Early in his career, Dean waited tables — and learned teamwork, customer service, and “how to be a servant leader.” He also had to be super organized, so he learned to work efficiently. These are skills that could be valuable at any company, whether the candidate learned them in an office job or not. 

4. You can glean skills and traits from a candidate’s volunteer commitments or the sports they’ve played

The sports that candidates have played can also tell you something about them.

Dean, for example, was a college cheerleader, an activity that taught him about trust. When performing stunts, he had to trust that someone would catch him. “That’s what we learn from competitive sports — the ability to rely on someone else and trust they’re going to do their job and you’ll do yours,” he said. “It makes for better teamwork when you can be on a team with a high degree of trust.” 

Other candidates may have been on their university’s track team, which shows dedication and a willingness to go the distance. And yet others may have held volunteer jobs helping children to read, which shows they care about the next generation and their ability to succeed. 

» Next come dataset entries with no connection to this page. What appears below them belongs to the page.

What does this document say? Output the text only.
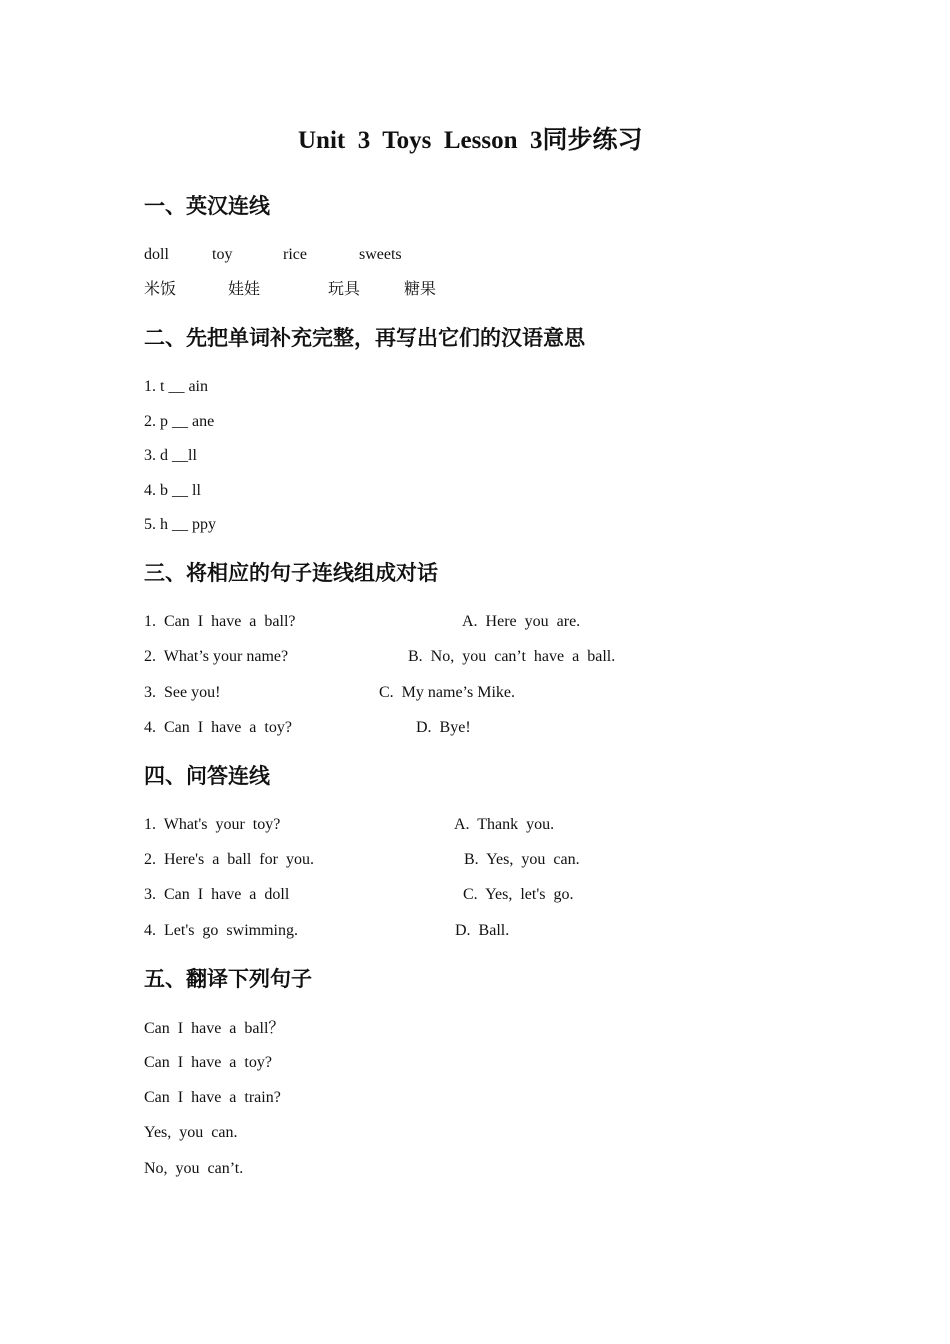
Unit  3  Toys  Lesson  3同步练习
一、英汉连线
doll	toy	rice	sweets
米饭	娃娃	玩具	糖果
二、先把单词补充完整，再写出它们的汉语意思
1. t __ ain
2. p __ ane
3. d __ll
4. b __ ll
5. h __ ppy
三、将相应的句子连线组成对话
1.  Can  I  have  a  ball?	A.  Here  you  are.
2.  What’s your name?	B.  No,  you  can’t  have  a  ball.
3.  See you!	C.  My name’s Mike.
4.  Can  I  have  a  toy?	D.  Bye!
四、问答连线
1.  What's  your  toy?	A.  Thank  you.
2.  Here's  a  ball  for  you.	B.  Yes,  you  can.
3.  Can  I  have  a  doll	C.  Yes,  let's  go.
4.  Let's  go  swimming.	D.  Ball.
五、翻译下列句子
Can  I  have  a  ball？
Can  I  have  a  toy?
Can  I  have  a  train?
Yes,  you  can.
No,  you  can’t.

At the top of her LinkedIn profile, Annamaria identifies herself as a “2x cancer survivor,” and in the volunteer section near the bottom, she mentions that she has served as an ambassador for the Kidney Cancer Association and as a member of its patient and caregiver advisory board. From this, you could glean that she has the ability to get through tough times and cares enough to give back. 

But if you had read only the top of her LinkedIn profile, you might have missed it. 

Final thoughts: Why this really matters

The most compelling reason to read resumes from the bottom up is also the most basic: It’s core to what recruiters are trying to do. 

“You’ll create more rich conversations with someone,” Dean said. “We’re hiring full human beings — not a list of jobs on a resume.”